Meski kelihatannya sepele, kondisi ini bisa jadi pertanda ada masalah serius pada sistem pendingin mobil Anda.
Air radiator bukan sekadar cairan tambahan, tapi punya tugas vital yakni menjaga suhu mesin tetap stabil.
Bayangkan kalau mesin terus bekerja tanpa pendingin, panasnya bisa bikin komponen dalamnya rusak, bahkan berujung pada overheating yang bisa bikin mogok di tengah jalan.
Supaya nggak kejadian sama mobil Anda, yuk simak enam penyebab utama air radiator cepat menyusut seperti dikutip dari laman resmi Wuling Indonesia.
1. Kebocoran di Sistem Radiator
Ini adalah tersangka utama di balik cepat habisnya air radiator.

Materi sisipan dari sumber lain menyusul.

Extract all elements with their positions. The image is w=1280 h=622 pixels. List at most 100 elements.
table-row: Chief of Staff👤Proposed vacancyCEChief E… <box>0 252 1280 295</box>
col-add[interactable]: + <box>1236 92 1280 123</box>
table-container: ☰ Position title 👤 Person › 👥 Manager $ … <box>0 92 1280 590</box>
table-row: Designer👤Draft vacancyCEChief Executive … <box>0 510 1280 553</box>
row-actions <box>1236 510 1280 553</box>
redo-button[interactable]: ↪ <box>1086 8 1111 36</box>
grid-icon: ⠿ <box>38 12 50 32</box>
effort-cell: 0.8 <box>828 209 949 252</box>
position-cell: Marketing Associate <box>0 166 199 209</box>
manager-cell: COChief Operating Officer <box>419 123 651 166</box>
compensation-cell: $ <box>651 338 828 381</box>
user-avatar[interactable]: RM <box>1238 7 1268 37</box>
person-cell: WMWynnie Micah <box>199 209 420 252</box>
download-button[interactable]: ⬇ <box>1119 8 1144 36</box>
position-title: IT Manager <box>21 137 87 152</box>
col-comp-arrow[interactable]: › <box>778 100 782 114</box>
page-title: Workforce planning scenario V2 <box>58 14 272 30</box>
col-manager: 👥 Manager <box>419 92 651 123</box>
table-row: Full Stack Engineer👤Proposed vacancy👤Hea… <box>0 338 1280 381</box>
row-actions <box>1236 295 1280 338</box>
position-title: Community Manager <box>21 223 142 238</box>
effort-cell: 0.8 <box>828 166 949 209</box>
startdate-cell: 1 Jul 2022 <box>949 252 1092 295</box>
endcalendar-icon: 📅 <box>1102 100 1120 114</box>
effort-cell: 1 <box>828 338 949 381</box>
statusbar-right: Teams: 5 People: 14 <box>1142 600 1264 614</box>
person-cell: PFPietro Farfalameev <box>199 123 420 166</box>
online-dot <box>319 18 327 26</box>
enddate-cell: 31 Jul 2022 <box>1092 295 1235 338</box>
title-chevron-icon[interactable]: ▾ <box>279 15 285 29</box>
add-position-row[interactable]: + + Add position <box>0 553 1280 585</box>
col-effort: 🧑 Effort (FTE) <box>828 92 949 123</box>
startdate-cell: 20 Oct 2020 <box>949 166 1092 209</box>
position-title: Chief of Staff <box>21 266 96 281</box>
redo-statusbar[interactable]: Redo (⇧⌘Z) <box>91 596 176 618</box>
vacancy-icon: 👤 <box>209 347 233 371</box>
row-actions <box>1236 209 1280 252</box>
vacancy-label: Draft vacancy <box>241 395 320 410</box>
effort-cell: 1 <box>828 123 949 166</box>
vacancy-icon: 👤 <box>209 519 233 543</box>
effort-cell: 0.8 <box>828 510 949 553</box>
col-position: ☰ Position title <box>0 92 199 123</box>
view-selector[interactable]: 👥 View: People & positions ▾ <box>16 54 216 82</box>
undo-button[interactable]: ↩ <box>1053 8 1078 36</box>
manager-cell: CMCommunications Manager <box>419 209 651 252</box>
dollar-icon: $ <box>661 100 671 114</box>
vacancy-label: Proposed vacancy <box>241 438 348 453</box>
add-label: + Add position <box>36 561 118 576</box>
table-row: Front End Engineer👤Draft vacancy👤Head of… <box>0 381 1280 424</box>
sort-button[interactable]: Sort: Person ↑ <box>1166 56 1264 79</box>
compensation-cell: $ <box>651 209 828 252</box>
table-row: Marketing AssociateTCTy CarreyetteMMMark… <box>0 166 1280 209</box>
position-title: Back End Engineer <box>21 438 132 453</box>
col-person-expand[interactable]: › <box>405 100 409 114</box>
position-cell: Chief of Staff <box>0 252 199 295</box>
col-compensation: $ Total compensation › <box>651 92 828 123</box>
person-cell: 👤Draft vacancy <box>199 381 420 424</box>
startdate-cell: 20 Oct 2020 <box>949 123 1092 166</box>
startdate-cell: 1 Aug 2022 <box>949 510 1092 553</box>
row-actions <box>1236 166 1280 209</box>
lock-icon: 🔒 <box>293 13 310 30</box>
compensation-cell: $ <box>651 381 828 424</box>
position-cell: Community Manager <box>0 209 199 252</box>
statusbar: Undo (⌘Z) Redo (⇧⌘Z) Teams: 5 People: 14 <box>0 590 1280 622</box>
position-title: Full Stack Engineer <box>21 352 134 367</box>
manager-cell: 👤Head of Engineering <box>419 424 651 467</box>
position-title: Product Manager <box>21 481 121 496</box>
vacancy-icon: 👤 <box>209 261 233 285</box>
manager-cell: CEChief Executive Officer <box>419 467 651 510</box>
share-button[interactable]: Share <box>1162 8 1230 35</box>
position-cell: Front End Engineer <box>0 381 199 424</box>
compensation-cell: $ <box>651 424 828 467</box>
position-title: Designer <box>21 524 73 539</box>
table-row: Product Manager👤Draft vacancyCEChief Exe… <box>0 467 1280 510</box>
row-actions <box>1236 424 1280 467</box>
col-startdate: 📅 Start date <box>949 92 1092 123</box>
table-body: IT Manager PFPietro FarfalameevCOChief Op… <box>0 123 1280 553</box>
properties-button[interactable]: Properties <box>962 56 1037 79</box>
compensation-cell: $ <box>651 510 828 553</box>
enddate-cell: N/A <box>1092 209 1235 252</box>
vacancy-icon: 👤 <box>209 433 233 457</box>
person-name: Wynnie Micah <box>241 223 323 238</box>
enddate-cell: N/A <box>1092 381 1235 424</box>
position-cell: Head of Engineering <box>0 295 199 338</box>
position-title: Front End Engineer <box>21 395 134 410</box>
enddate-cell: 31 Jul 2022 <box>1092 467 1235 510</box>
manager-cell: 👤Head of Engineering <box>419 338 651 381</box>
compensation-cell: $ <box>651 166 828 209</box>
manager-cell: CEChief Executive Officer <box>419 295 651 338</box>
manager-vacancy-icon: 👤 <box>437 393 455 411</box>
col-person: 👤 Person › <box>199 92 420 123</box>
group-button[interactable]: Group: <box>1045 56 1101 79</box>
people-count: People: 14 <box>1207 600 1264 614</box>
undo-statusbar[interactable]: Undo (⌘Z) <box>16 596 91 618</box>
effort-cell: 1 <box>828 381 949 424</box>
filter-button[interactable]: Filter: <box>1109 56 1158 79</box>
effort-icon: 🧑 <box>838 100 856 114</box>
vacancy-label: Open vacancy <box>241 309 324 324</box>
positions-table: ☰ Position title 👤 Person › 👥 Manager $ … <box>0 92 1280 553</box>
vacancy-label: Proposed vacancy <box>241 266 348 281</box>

Bocor bisa terjadi di banyak titik: mulai dari selang, sambungan, tutup, sampai bagian inti radiator itu sendiri.
Kalau ada celah sekecil apapun, cairan akan keluar perlahan tanpa Anda sadari. Jadi, perhatikan tetesan atau bekas air di bawah mobil saat parkir, ya.
2. Tutup Radiator Rusak atau Tidak Rapat
Tutup radiator bukan cuma “penutup biasa”. Komponen kecil ini punya peran besar menjaga tekanan di dalam sistem pendingin tetap stabil.
Kalau tutupnya aus atau nggak rapat, air radiator bisa menguap dan keluar lewat celah. Hasilnya? Volume air cepat menyusut padahal nggak ada kebocoran yang kelihatan.